Editor’s note: Phyzio presents the first part one of the two-part series of commentaries and blogs on the topic of establishing the regular exercise habit for pain relief and it’s a recent advancement in the field of telehealth.

Those days are long gone when your therapists would tell you to take it easy and keep your body relaxed in bed. You may be advised to rest for a bit, perhaps for a week or so, but you also need to be strongly encouraged to get moving again. Because it is often tough for people with chronic pain to remain as active as possible. Exercise and general physical activity, difficult as it may sound, is a vital part of your treatment plan for chronic pain. On the other hand, inactivity can make chronic pain worse. When you don’t exercise, your body gets out of shape; your muscles lose their conditioning and your pain actually increases because your body isn’t functioning as well as it could.

Resting for short periods can help you with pain; too much rest can actually make it worse and put you at greater risk of injury. It is somewhat proven that regular exercise can reduce pain long term by improving muscle tone, strength, and flexibility. But keeping yourself active in terms of putting your muscles into work and maintaining an exercise routine always work for the betterment of your conditions. Before indulging yourself in any kind of exercise program, always have a talk with your pain specialist about the goals and whether you need the guidance of a physical therapist or other movements professional. Exercises and physical activity not only have benefits in healthy individuals but also have some proven benefits in patients, as listed below;

  • Improves the ability to perform daily activities and prevent falls
  • Strengthens bones and muscles
  • Improves mental health and mood
  • Manage body weight and tackles obesity
  • Reduces the risk of cardiovascular disease and metabolic diseases

Apart from all these, exercises may also cause the release of endorphins, the body’s natural painkillers.
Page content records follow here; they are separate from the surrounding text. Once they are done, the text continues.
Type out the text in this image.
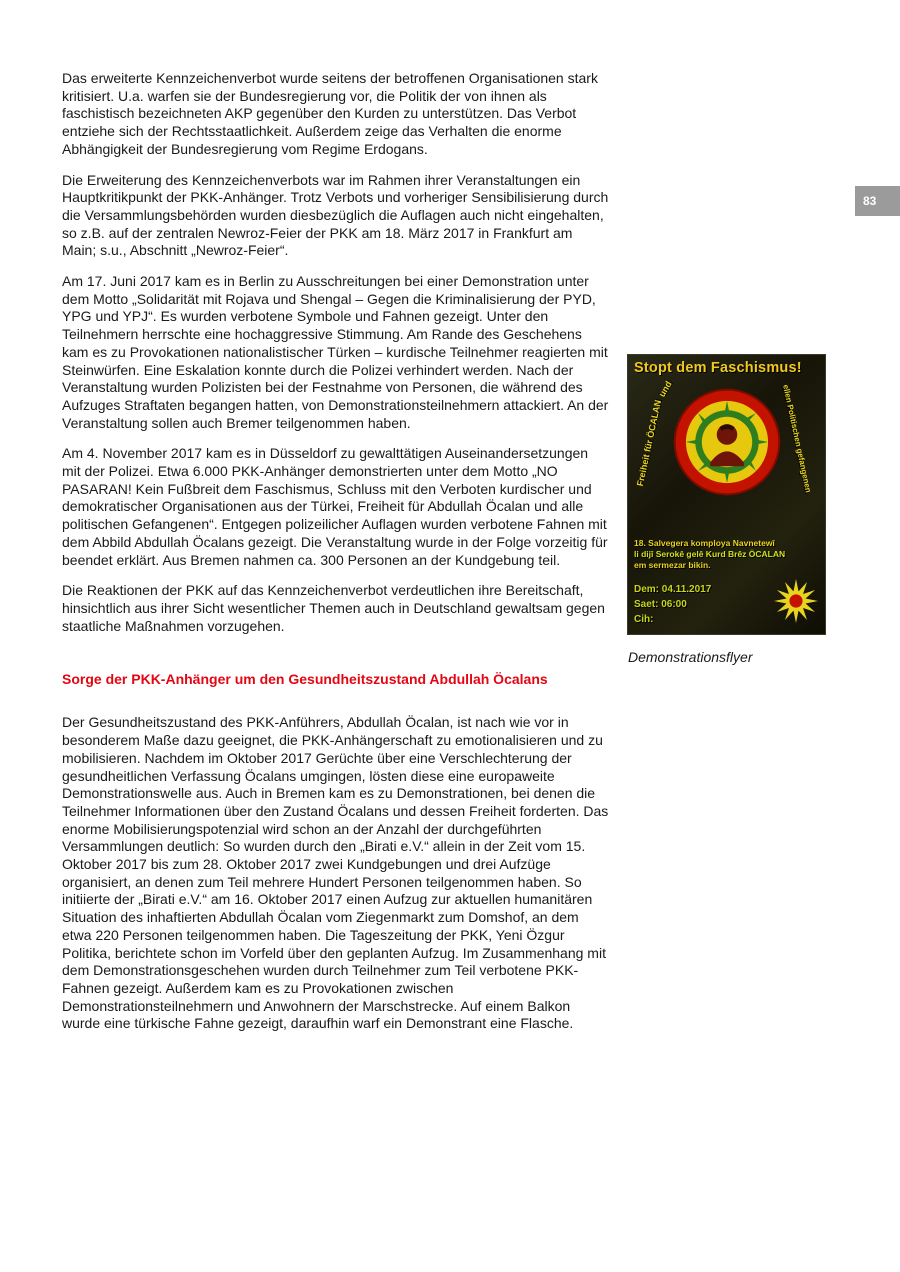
83

Das erweiterte Kennzeichenverbot wurde seitens der betroffenen Organisationen stark kritisiert. U.a. warfen sie der Bundesregierung vor, die Politik der von ihnen als faschistisch bezeichneten AKP gegenüber den Kurden zu unterstützen. Das Verbot entziehe sich der Rechtsstaatlichkeit. Außerdem zeige das Verhalten die enorme Abhängigkeit der Bundesregierung vom Regime Erdogans.

Die Erweiterung des Kennzeichenverbots war im Rahmen ihrer Veranstaltungen ein Hauptkritikpunkt der PKK-Anhänger. Trotz Verbots und vorheriger Sensibilisierung durch die Versammlungsbehörden wurden diesbezüglich die Auflagen auch nicht eingehalten, so z.B. auf der zentralen Newroz-Feier der PKK am 18. März 2017 in Frankfurt am Main; s.u., Abschnitt „Newroz-Feier“.

Am 17. Juni 2017 kam es in Berlin zu Ausschreitungen bei einer Demonstration unter dem Motto „Solidarität mit Rojava und Shengal – Gegen die Kriminalisierung der PYD, YPG und YPJ“. Es wurden verbotene Symbole und Fahnen gezeigt. Unter den Teilnehmern herrschte eine hochaggressive Stimmung. Am Rande des Geschehens kam es zu Provokationen nationalistischer Türken – kurdische Teilnehmer reagierten mit Steinwürfen. Eine Eskalation konnte durch die Polizei verhindert werden. Nach der Veranstaltung wurden Polizisten bei der Festnahme von Personen, die während des Aufzuges Straftaten begangen hatten, von Demonstrationsteilnehmern attackiert. An der Veranstaltung sollen auch Bremer teilgenommen haben.

Am 4. November 2017 kam es in Düsseldorf zu gewalttätigen Auseinandersetzungen mit der Polizei. Etwa 6.000 PKK-Anhänger demonstrierten unter dem Motto „NO PASARAN! Kein Fußbreit dem Faschismus, Schluss mit den Verboten kurdischer und demokratischer Organisationen aus der Türkei, Freiheit für Abdullah Öcalan und alle politischen Gefangenen“. Entgegen polizeilicher Auflagen wurden verbotene Fahnen mit dem Abbild Abdullah Öcalans gezeigt. Die Veranstaltung wurde in der Folge vorzeitig für beendet erklärt. Aus Bremen nahmen ca. 300 Personen an der Kundgebung teil.

Die Reaktionen der PKK auf das Kennzeichenverbot verdeutlichen ihre Bereitschaft, hinsichtlich aus ihrer Sicht wesentlicher Themen auch in Deutschland gewaltsam gegen staatliche Maßnahmen vorzugehen.

Sorge der PKK-Anhänger um den Gesundheitszustand Abdullah Öcalans

Der Gesundheitszustand des PKK-Anführers, Abdullah Öcalan, ist nach wie vor in besonderem Maße dazu geeignet, die PKK-Anhängerschaft zu emotionalisieren und zu mobilisieren. Nachdem im Oktober 2017 Gerüchte über eine Verschlechterung der gesundheitlichen Verfassung Öcalans umgingen, lösten diese eine europaweite Demonstrationswelle aus. Auch in Bremen kam es zu Demonstrationen, bei denen die Teilnehmer Informationen über den Zustand Öcalans und dessen Freiheit forderten. Das enorme Mobilisierungspotenzial wird schon an der Anzahl der durchgeführten Versammlungen deutlich: So wurden durch den „Birati e.V.“ allein in der Zeit vom 15. Oktober 2017 bis zum 28. Oktober 2017 zwei Kundgebungen und drei Aufzüge organisiert, an denen zum Teil mehrere Hundert Personen teilgenommen haben. So initiierte der „Birati e.V.“ am 16. Oktober 2017 einen Aufzug zur aktuellen humanitären Situation des inhaftierten Abdullah Öcalan vom Ziegenmarkt zum Domshof, an dem etwa 220 Personen teilgenommen haben. Die Tageszeitung der PKK, Yeni Özgur Politika, berichtete schon im Vorfeld über den geplanten Aufzug. Im Zusammenhang mit dem Demonstrationsgeschehen wurden durch Teilnehmer zum Teil verbotene PKK-Fahnen gezeigt. Außerdem kam es zu Provokationen zwischen Demonstrationsteilnehmern und Anwohnern der Marschstrecke. Auf einem Balkon wurde eine türkische Fahne gezeigt, daraufhin warf ein Demonstrant eine Flasche.

Stopt dem Faschismus!
Freiheit für ÖCALAN
und	ellen Politischen gefangenen
18. Salvegera komploya Navnetewî
li dijî Serokê gelê Kurd Brêz ÖCALAN
em sermezar bikin.
Dem: 04.11.2017
Saet: 06:00
Cih:
Demonstrationsflyer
Some exercises are easier for certain people with chronic pain to do than others. A physical therapist can help you develop a regular exercise plan that you can stick with, one that isn’t too promising. Your pain, fitness level, and activities you enjoy need to be taken into account before commencing any sort of exercise routine you prepare.

Conclusion

Exercising when you have chronic pain is a confidence-building process — so be patient and keep going. Each step forward and every little piece of success will ultimately lead to a transformational change and would be a catalyst in pain management.